Many fretted about the possibility of hooliganism after 50 arrests during Germany’s match against the Dutch shortly before the tournament. A leaflet of "Police Advice to Supporters" was given to each spectator.

Portugal's "golden generation" were sent packing by the Czech Republic ©Getty Images

Printed in four languages, it warned of pickpockets and ticket touts, and threatened arrest for racist abuse, taking drugs and drunkenness. Alcohol was banned from grounds even though Heineken was a tournament sponsor.

"Do not invade the pitch or throw objects", said the leaflet.

Attendances were sometimes disappointing. "The world can only watch but you can experience it for real" ran official adverts and bulletins from the organisers promised "a unique ticketing system".

World Soccer, a respected football magazine estimated that only 80 per cent of tickets sold had been actually used. This was because each federation had been dispatched tickets on a no-return basis. So although the computer insisted they had been sold, television pictures beamed to 194 countries sometimes showed swathes of empty seats.

Even an exhilarating 3-3 draw between the Czech Republic and Russia in Liverpool, a footballing hotbed, attracted only 21,128.

There were no empty spaces visible at Wembley when England met Scotland and Paul Gascoigne sealed victory with a moment of sublime brilliance that sadly was too rare across the tournament.

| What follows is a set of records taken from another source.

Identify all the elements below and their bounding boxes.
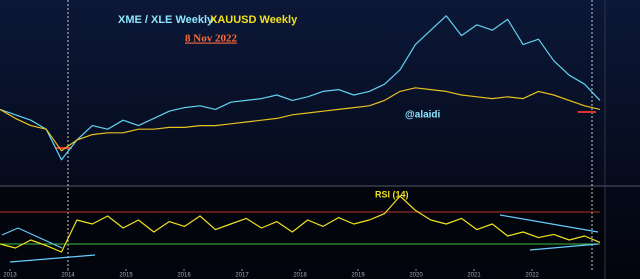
x-tick-label: 2021 — [467, 273, 481, 279]
series-line — [0, 15, 601, 161]
x-tick-label: 2016 — [177, 273, 191, 279]
legend-entry: XAUUSD Weekly — [210, 14, 298, 26]
rsi-title: RSI (14) — [375, 189, 409, 199]
series-line — [0, 87, 601, 152]
x-tick-label: 2020 — [409, 273, 423, 279]
legend-entry: XME / XLE Weekly — [118, 14, 214, 26]
trendline — [499, 214, 599, 233]
plots: 2013 2014 2015 2016 2017 2018 2019 2020 2021 2022 — [0, 15, 601, 279]
x-tick-label: 2013 — [3, 273, 17, 279]
x-tick-label: 2022 — [525, 273, 539, 279]
x-tick-label: 2015 — [119, 273, 133, 279]
x-tick-label: 2017 — [235, 273, 249, 279]
trendline — [17, 227, 63, 249]
x-tick-label: 2018 — [293, 273, 307, 279]
trendline — [529, 243, 599, 251]
trendline — [9, 254, 96, 263]
x-tick-label: 2019 — [351, 273, 365, 279]
trendline — [1, 227, 19, 236]
series-line — [0, 195, 601, 253]
rsi-panel — [0, 187, 605, 269]
annotation: @alaidi — [405, 110, 441, 121]
x-tick-label: 2014 — [61, 273, 75, 279]
subtitle: 8 Nov 2022 — [185, 33, 237, 45]
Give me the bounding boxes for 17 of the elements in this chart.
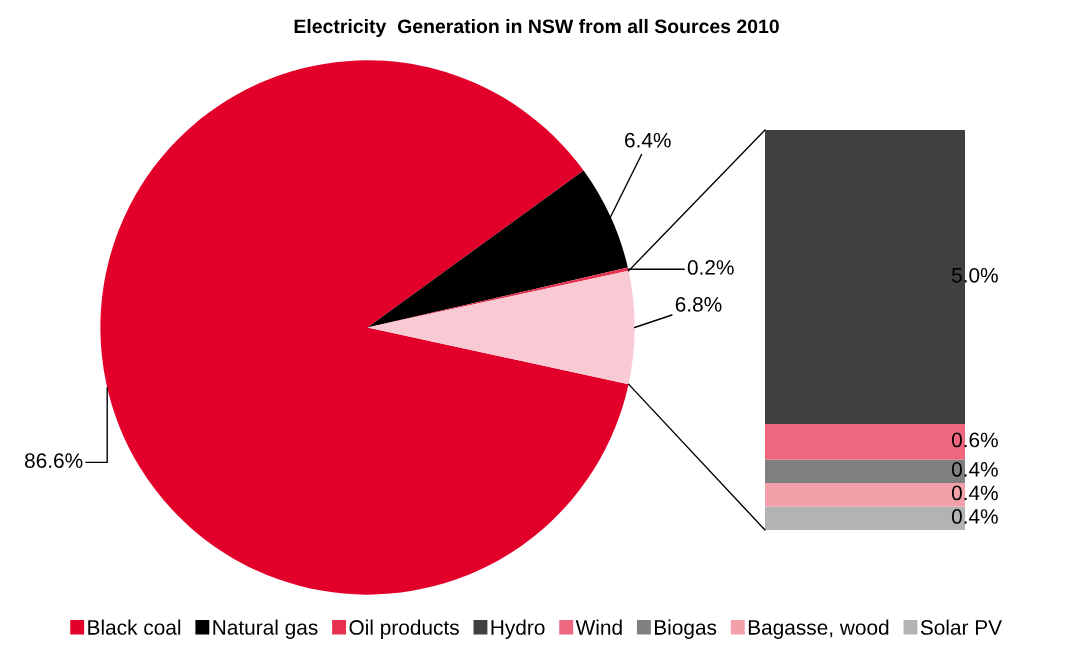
- legend-label: Oil products: [349, 619, 459, 639]
- legend-label: Bagasse, wood: [748, 619, 889, 639]
- data-label: 0.4%: [951, 485, 998, 501]
- data-label: 6.4%: [625, 132, 671, 148]
- data-label: 0.4%: [951, 509, 998, 524]
- legend-label: Solar PV: [920, 619, 1002, 635]
- legend-label: Hydro: [491, 619, 545, 639]
- legend-label: Black coal: [88, 619, 181, 635]
- chart-title: Electricity Generation in NSW from all Sources 2010: [294, 18, 779, 38]
- data-label: 0.4%: [951, 462, 998, 477]
- data-label: 0.2%: [687, 260, 734, 275]
- legend-label: Biogas: [654, 619, 717, 639]
- pie-slice: [367, 270, 635, 385]
- legend-label: Wind: [575, 619, 622, 635]
- data-label: 86.6%: [25, 453, 83, 468]
- data-label: 6.8%: [675, 296, 722, 312]
- legend-label: Natural gas: [213, 619, 318, 639]
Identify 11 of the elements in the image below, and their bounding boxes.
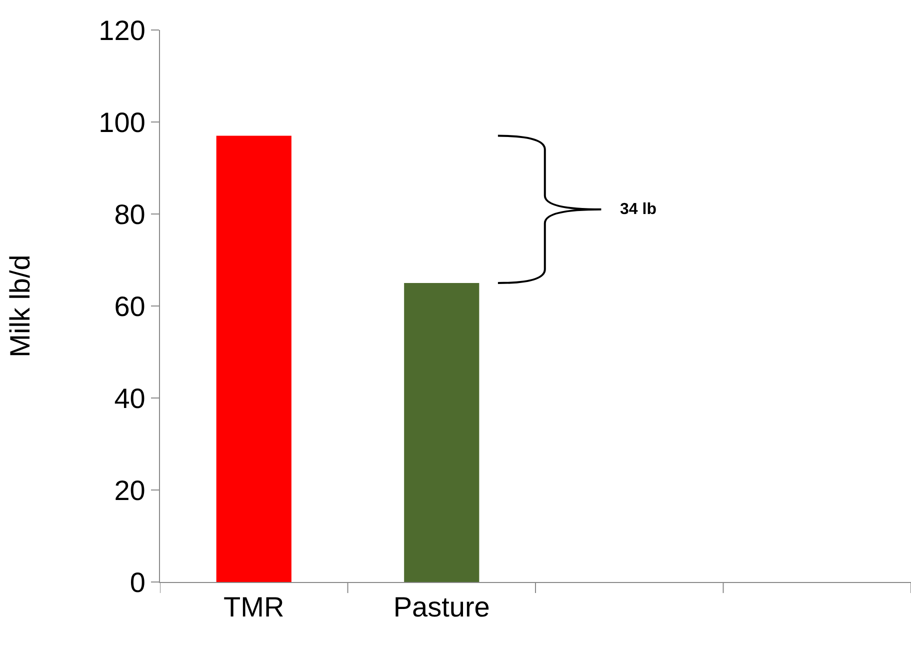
x-tick-label: Pasture <box>393 592 490 623</box>
y-tick-label: 20 <box>114 474 146 506</box>
y-tick-label: 60 <box>114 290 146 322</box>
y-tick-label: 100 <box>98 106 146 138</box>
y-tick-label: 80 <box>114 198 146 230</box>
y-tick-label: 120 <box>98 14 146 46</box>
annotation: 34 lb <box>620 201 657 218</box>
y-tick-label: 0 <box>130 566 146 598</box>
y-axis-title: Milk lb/d <box>4 254 36 358</box>
y-tick-label: 40 <box>114 382 146 414</box>
x-tick-label: TMR <box>224 592 284 623</box>
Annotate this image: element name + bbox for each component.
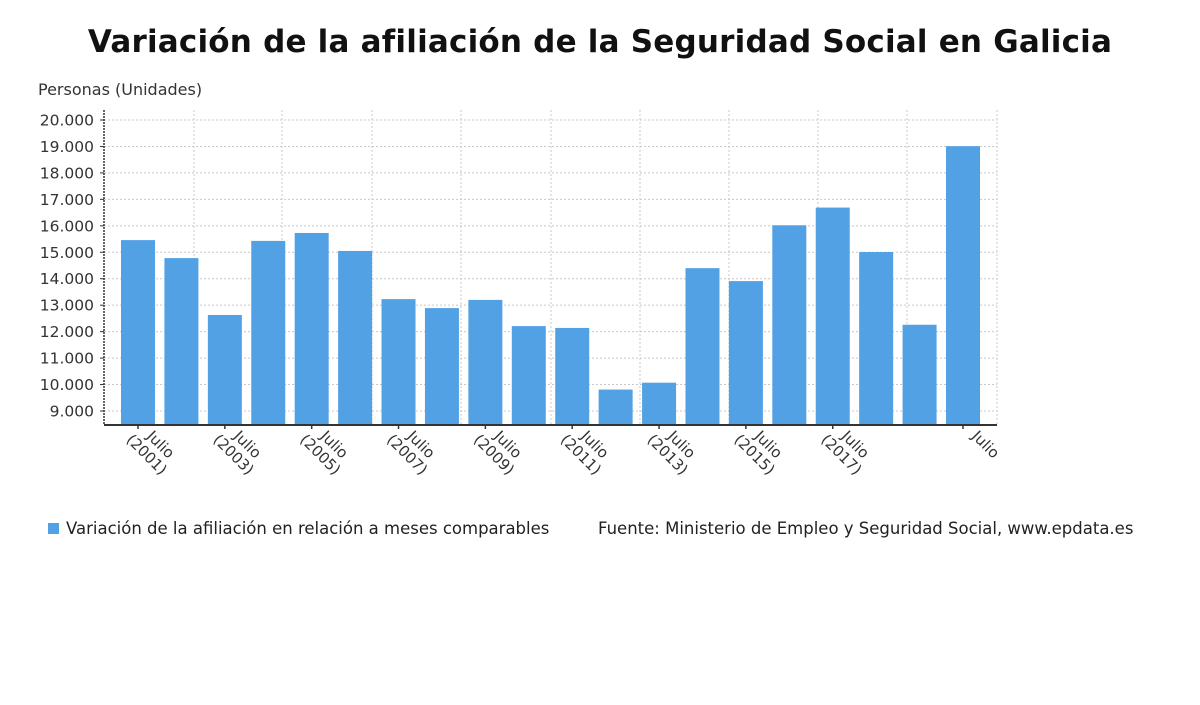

In the knockout phase, teams became ever more cautious. The golden goal rule had been introduced in extra time. Put simply it was the "next goal is the winner" dictum of the schoolyard but remained theoretical rather than practical.

Four quarter-finals produced only four goals in match play. One was the superb lob by Karel Poborský to give the Czechs victory against Portugal. Two matches went to penalties.

In the semi-finals, the Czech Republic needed a shoot-out against France and Germany also beat England on spot kicks, albeit after one of the most compelling matches in the entire tournament.

The Czechs had started as 66-to-one outsiders. This explains why midfielder Vladimir Šmicer had felt safe planning his wedding in Prague for the day after the semi-finals. Team sponsors scrambled to rush him back to London after the nuptials for the final.

It was 1-1 after 90 minutes.

Five minutes into extra time, Oliver Bierhoff stole in to score for Germany. It was the first major final to be decided by golden goal.

The Czechs believed Stefan Kuntz was offside and goalkeeper Petr Kouba complained "if the flag was up the referee should have disallowed the goal. The referee allowed himself to be influenced by the German celebrations."

When the Germans returned home, they made the obligatory balcony appearance in front of their fans in Frankfurt where Klinsmann led the team in a rendition of "Football’s Coming Home" which was unlikely to have won the Eurovision Song Contest.